Tuesday, January 6, 2009

Bildungsroman, Crucible, and Not to Forget Episode

bildungsroman--a novel about the growing-up process of a young person, seeking admission into the hallowed chambers of adulthood and supposed maturity; a youthful journey through painful experiences and idealism to a more pragmatic awareness of conventional behavior and ethics, often rendered in first person, autobiographical point of view, such as Great Expectations, Huckleberry Finn, and The Adventures of Augie March, but equally effective in third person, with he or she narrators, such as A Portrait of the Artist as a Young Man, and The Member of the Wedding.

Although some writers have deliberately set forth to write a bildungsroman, most have done so through the simple expedient of choosing an interesting, talented, or energetic young person as a protagonist (See Queen's Gambit by Walter Tevis.), then following an arc if not the entirety of that person's life. Accordingly, some scholars, critics, and reviewers will call such a novel a bildungsroman. If said bildungsroman appears to be a cautionary tale or one with a strong dose of moral choice, then said scholars, critics and reviewers will be showing off their knowledge of the original intent of bildungsroman, which was to give young readers a means of measuring their own goals, behavior, and responses against some topical paradigm.

One American author, Horatio Alger, Jr., Americanized the Germanic construct to "rags to riches" in a series of inspirational and hortatory novels, a hobby horse he rode to fame well beyond his death in 1899, inspiring generations of young men to work their way to the top. All these many Horatio Alger stories could be thought of as bildungsromen.

Writers do themselves no good when they allow themselves to be reined in by a catch-all term or concept, regardless of how conventional the concept has become, nor how trendy and accepted it is. Stories of young men and women coming of age for a two-sided target, one for authors, the other for readers.

crucible--a scene or series of scenes in a narrative in which plot and character elements collide, intensify, and boil over to point of dramatic consequences; the narrative sense of increasing tension, building toward pressure; a bowl- or cup-shaped laboratory container, designed to heat chemical compounds to extreme temperatures. Hence the useful metaphor for the writer of a scene as a container of volatile elements to which the heat of dramatic pressure has been applied. To extend the metaphor from the physics of chemistry to the dynamics of drama, the notion of the crucible extends to the results of the heat hurrying along the inevitable change that is a part of story.

episode--a dramatic incident or event that is part of a larger work; scenes involving characters with whom the reader is familiar, being moved to activity if not action by accelerating circumstances of a plot design; a separate segment of a published work. The writer is most often likely to hear the word used about a particular work as an indication that the tail is wagging the dog--the incidents and moments are distracting the reader from the story. A work thought to be episodic is by not necessarily lacking suspense or other vital elements of drama, instead the work is seen as lacking the force of causality.

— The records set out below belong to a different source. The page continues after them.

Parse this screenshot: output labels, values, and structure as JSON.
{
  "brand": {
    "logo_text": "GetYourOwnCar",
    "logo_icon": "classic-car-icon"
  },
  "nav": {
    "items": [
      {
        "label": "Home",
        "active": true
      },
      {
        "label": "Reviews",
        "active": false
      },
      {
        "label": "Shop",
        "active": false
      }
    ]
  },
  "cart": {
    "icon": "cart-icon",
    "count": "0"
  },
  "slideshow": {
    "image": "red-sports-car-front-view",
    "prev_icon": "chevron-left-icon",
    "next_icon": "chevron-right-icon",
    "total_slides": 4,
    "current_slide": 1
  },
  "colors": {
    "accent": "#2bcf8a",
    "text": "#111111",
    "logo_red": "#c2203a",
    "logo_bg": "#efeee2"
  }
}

In a well-constructed story, characters behave as they do because the circumstances of their agenda and of the plot force them to do so or offer them unanticipated opportunities to do so, thus the sense of the presence of causality. Episodic narratives may be big on activity and movement but they emerge as not being relevant to the main force of the story. Think determinism, a concept that everything that happens is the antithesis of free will and is in fact the result of previous events. Stories are if not entirely deterministic, well guided by the principle of determinism. Think law in the sense of precedent-setting cases informing the rendering of new decisions; called stare decisis among legal scholars, their judicial reach for determinism is visible. No episodes for them.


Querulous Squirrel said...

Very interesting thoughts on episode and crucible. Never knew what bildungsroman referred to, embarrassed to admit. Now I just have to pronounce it correctly. And why German? The Sorrows of Young Werther?

Anonymous said...

I recently finished a novel (Careless In Red) that was one, long, episodic tale. I couldn't figure out why I wnated to put it down every few pages, since the characters, setting, and voice were all pretty compelling, but I realized that each scene was episodic in nature- creating a kind of go-halt-go response that I found very irritating after awhile.